House committee advances Medicare physician payment reform bill
The Provider Reimbursement Stability Act of 2026 would limit annual Medicare conversion-factor changes to ±2.5% and raise the budget-neutrality threshold.

The House Ways and Means Committee has advanced H.R. 8163, the Provider Reimbursement Stability Act of 2026, during a May 21 markup. The bill now moves forward for further consideration in the U.S. House.
H.R. 8163 is intended to stabilize Medicare physician payments under the Medicare Physician Fee Schedule. The bill was introduced March 30 by Rep. Greg Murphy, MD, R-N.C., with bipartisan co-sponsors, according to GovInfo records.
Under the legislation, annual Medicare conversion-factor adjustments would be limited to ±2.5% beginning in 2027. The measure would also raise the Medicare Physician Fee Schedule budget-neutrality threshold from $20M to $54.3M and index the threshold to the Medicare Economic Index.
The American College of Radiology has supported the bill, saying it would reduce sharp payment swings and contribute to longer-term Medicare payment reform. ACR said the legislation would also allow corrections when the U.S. Centers for Medicare and Medicaid Services uses incorrect utilization data.
Current Medicare budget-neutrality rules can require payment reductions in 1 area of the fee schedule when spending increases elsewhere. Physician groups have argued that this creates year-to-year volatility and does not adequately reflect practice cost inflation.
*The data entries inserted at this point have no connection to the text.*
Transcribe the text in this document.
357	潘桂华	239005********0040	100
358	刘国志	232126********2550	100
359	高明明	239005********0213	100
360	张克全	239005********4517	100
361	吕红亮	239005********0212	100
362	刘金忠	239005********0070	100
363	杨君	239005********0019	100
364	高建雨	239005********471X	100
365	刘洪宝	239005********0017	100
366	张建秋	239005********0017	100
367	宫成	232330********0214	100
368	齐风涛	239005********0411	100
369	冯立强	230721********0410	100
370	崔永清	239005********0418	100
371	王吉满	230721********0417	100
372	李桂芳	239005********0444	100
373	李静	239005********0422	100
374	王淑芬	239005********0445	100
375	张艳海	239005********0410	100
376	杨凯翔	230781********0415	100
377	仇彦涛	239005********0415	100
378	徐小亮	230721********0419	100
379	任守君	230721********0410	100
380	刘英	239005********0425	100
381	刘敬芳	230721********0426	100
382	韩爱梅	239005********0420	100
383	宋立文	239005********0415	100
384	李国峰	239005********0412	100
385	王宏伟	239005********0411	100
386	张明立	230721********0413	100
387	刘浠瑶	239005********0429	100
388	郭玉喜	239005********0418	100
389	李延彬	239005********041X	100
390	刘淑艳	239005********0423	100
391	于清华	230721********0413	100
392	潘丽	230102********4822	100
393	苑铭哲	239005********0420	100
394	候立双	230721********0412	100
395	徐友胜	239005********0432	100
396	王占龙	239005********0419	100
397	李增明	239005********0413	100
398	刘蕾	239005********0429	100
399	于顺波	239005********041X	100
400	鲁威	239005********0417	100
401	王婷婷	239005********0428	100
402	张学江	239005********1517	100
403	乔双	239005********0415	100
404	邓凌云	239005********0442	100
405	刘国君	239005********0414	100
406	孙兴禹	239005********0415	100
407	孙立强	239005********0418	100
Radiology societies, including ACR, the Society of Interventional Radiology, and the American Society of Neuroradiology, have urged Congress to advance the measure. ACR characterized the bill as a step toward a more predictable Medicare physician payment system.
The bill also includes provisions requiring more frequent updates to direct practice expense inputs and claims-based corrections for utilization estimates tied to newly unbundled or revalued codes.
Medicare physician payments have declined by more than 30% since 2001 after inflation adjustment, according to physician-advocacy groups cited in policy summaries supporting H.R. 8163.
“ACR asserts the bill would reduce sharp payment swings and support long-term Medicare payment reform,” the college said in its April support statement.